As a Christian pastor, I operate with the understanding that all people are made in the image of God; therefore, all people are of sacred worth. The person I may disagree with is of sacred worth. People who are Democrats are of sacred worth. People who are Republicans are of sacred worth. People who are independents are of sacred worth. My enemy is not an animal. My enemy is a human being. 

It was historian and philosopher Will Durant who once said: 

“Civilization is not inherited; it has to be learned and earned by each generation anew; if the transmission should be interrupted for one century, civilization would die, and we should be savages again.” 

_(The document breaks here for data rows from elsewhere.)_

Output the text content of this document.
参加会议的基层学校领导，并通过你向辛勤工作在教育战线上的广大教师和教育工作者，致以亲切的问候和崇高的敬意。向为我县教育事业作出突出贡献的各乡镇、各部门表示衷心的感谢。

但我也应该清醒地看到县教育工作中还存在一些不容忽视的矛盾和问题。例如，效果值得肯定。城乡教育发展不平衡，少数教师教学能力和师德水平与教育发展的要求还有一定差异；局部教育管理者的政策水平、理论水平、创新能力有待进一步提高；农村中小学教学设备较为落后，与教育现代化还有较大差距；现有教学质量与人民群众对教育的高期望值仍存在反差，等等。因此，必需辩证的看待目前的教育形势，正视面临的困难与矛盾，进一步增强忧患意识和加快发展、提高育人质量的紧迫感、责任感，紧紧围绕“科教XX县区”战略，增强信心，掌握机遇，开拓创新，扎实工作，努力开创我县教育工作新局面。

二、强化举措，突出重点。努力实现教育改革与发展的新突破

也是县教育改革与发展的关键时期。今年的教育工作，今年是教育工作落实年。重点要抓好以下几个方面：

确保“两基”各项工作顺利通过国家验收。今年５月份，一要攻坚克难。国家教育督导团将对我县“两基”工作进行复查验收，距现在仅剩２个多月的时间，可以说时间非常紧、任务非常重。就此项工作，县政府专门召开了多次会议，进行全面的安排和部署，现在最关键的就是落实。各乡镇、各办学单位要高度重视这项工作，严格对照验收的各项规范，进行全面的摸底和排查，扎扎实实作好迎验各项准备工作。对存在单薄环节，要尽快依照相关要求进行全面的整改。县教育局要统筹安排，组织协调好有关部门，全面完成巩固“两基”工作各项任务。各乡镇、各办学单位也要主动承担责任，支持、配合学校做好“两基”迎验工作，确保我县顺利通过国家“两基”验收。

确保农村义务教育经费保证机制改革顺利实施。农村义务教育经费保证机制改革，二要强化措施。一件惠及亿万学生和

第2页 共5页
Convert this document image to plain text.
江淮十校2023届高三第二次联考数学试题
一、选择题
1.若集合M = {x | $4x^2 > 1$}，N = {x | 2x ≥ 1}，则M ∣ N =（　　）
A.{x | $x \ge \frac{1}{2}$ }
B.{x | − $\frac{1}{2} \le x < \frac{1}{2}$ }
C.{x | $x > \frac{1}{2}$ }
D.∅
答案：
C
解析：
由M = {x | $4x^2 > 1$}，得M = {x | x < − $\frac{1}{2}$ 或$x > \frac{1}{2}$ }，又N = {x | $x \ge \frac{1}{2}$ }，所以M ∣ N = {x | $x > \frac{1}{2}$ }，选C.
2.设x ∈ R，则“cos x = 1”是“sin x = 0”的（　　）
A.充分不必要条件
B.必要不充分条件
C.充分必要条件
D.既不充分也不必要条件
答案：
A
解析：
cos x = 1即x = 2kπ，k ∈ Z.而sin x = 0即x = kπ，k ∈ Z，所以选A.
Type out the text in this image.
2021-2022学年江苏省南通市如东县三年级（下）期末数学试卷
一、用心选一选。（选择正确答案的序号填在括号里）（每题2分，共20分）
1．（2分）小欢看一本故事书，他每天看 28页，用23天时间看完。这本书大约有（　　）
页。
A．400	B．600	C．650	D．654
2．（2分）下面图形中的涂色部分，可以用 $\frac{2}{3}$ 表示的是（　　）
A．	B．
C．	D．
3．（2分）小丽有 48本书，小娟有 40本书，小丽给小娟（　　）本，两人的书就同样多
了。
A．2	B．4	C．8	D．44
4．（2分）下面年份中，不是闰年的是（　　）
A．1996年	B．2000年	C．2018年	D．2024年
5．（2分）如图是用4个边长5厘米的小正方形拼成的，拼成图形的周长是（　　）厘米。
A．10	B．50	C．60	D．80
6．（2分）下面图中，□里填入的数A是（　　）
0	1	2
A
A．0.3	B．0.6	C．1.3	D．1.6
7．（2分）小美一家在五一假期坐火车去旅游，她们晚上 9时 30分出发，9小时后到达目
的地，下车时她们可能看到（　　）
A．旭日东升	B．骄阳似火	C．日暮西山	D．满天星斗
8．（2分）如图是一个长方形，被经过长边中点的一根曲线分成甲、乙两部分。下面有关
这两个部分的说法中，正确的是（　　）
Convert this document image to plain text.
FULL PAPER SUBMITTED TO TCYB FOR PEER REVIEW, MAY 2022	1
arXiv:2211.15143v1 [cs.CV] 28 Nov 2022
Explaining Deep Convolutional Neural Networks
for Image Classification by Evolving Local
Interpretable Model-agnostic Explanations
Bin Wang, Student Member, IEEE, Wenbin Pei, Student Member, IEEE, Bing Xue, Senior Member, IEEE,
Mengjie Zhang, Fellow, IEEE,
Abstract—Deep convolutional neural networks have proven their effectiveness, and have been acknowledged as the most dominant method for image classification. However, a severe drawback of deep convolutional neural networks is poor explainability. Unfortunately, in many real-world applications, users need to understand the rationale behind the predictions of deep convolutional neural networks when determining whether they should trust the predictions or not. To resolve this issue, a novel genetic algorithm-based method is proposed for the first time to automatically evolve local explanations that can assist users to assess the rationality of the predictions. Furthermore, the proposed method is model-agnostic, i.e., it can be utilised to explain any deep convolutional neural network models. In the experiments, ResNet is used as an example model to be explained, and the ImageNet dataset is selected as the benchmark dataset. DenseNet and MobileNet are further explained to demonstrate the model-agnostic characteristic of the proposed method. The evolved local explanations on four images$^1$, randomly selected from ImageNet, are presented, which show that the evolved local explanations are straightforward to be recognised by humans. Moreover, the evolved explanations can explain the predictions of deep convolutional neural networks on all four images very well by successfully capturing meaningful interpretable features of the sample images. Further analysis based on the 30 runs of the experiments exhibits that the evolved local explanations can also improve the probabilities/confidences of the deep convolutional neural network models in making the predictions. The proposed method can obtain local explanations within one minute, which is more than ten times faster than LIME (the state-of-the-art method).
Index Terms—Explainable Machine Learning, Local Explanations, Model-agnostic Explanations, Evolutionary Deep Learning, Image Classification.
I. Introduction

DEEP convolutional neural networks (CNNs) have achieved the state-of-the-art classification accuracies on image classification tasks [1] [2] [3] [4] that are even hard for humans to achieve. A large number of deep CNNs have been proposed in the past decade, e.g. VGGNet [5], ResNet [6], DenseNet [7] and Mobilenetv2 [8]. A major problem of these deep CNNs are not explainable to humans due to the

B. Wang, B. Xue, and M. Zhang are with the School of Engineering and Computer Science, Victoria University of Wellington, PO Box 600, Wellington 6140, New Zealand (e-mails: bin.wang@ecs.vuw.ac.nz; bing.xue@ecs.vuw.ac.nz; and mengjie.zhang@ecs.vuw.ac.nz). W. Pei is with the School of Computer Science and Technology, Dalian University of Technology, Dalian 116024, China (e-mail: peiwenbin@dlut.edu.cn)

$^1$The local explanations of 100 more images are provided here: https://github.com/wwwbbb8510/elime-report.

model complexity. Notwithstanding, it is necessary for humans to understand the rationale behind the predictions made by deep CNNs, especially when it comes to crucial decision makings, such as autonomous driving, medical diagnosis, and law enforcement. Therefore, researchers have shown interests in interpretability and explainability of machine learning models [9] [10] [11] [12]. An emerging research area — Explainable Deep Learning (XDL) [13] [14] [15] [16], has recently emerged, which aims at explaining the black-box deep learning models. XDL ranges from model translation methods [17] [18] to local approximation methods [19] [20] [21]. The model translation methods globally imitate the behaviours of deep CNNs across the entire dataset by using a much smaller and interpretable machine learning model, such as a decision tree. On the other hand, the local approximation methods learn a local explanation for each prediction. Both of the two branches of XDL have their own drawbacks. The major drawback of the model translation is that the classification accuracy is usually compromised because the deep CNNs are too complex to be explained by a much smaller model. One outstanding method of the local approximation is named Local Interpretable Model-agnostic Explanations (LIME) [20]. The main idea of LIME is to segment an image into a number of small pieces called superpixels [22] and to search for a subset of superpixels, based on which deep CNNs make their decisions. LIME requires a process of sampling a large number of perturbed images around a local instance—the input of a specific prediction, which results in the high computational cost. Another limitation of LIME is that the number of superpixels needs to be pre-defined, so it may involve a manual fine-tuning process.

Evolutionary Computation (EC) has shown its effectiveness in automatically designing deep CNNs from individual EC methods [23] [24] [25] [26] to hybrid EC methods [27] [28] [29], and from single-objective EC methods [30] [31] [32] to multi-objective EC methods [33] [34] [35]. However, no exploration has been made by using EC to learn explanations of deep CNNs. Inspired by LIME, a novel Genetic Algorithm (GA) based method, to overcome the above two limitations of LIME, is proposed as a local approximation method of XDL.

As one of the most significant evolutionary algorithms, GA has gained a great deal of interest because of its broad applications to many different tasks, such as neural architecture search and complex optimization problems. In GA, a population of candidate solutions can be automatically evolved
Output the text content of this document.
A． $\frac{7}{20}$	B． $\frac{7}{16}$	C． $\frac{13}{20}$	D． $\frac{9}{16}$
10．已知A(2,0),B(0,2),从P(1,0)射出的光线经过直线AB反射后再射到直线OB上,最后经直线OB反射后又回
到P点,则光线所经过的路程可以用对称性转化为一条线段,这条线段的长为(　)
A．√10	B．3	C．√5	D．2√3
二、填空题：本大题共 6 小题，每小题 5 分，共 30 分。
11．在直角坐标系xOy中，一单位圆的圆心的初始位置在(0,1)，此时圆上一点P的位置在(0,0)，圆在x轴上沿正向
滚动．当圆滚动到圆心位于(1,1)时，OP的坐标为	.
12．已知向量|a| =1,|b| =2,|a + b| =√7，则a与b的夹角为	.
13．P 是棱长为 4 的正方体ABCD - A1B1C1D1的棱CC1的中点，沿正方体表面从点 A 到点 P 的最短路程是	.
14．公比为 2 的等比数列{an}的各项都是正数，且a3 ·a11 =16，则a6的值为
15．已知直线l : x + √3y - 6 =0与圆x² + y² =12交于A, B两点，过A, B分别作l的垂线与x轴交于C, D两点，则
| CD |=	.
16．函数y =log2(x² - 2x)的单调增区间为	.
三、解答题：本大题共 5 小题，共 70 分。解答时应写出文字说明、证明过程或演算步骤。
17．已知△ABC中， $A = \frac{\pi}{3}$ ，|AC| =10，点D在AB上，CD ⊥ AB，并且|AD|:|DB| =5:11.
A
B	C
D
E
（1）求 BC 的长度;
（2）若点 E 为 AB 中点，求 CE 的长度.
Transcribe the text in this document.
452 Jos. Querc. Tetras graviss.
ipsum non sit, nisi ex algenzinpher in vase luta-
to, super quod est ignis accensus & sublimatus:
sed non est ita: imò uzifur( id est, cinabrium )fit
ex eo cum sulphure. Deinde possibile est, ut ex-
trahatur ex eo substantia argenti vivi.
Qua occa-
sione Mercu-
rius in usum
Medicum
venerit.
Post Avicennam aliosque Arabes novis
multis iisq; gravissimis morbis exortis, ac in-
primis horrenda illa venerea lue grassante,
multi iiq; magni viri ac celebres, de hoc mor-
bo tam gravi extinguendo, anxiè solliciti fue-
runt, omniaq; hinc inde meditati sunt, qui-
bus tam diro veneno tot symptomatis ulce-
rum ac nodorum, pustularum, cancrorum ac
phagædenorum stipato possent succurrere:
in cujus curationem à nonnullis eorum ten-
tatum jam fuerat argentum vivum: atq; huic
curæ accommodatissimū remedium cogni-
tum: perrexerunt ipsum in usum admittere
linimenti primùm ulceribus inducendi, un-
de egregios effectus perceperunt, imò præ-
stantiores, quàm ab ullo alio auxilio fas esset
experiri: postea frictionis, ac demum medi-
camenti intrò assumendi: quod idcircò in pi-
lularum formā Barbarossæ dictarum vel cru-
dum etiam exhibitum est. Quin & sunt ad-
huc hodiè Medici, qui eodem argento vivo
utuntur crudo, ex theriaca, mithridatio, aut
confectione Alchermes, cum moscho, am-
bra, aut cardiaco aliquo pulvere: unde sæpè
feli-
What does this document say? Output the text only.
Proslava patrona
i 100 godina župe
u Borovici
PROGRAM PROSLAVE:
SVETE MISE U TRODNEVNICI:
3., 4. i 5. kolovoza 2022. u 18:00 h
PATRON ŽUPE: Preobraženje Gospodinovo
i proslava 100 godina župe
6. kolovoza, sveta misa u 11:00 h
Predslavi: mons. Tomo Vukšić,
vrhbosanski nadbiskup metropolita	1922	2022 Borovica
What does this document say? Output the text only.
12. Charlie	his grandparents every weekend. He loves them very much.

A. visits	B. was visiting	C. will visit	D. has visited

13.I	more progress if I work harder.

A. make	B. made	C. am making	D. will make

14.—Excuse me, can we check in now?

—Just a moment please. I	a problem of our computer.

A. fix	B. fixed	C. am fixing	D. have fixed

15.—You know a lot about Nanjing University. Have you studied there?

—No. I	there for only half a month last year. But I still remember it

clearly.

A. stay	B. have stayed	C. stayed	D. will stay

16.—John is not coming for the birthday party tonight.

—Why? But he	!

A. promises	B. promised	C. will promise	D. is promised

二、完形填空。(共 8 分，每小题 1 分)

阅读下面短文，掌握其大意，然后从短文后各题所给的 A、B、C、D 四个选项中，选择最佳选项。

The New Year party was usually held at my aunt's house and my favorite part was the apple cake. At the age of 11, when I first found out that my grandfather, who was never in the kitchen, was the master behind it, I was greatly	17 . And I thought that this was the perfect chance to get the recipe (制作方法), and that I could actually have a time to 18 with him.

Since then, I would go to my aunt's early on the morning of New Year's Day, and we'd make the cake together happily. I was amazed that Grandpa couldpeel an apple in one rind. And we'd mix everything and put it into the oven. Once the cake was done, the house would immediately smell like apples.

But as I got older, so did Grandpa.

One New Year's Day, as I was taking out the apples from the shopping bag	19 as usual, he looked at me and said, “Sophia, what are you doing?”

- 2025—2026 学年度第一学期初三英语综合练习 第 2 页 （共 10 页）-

As we move into the window of a new Presidential election, we are on unprecedented ground. It is entirely possible for us to have a presidential race involving one person showing signs of senility and another facing criminal charges played out in the national media. The dynamics will test our character as a people. 

And amid it all, we may face a deeper choice than who wins an election. The deeper choice may be rooted in the kind of character we demonstrate. What kind of person will I become? How will I respond to someone who sees political matters differently than I do? How will I treat my neighbor whose yard sign supports a different candidate than mine? How will I respond to trash talk on social media when emotions are running high?  

As we move into this election cycle, we are not destined to become savages. While we speak our convictions as citizens of a democracy, the person who holds a different perspective than you is not an animal but a human being. Exercising free speech while remaining civil is the soil of what makes democracy work. This is the soil that has made peaceful transitions of power work for 200 years. There will always be those who will seek to manipulate us to believe otherwise. Remember, “Civilization is not inherited; it has to be learned and earned by each generation anew.” 

And it never hurts to remember the words of my wise grandmother, “If we let our guard down, our enemies will seek to destroy us from within by perverting our diversity into factions so polarized that we turn on one another.”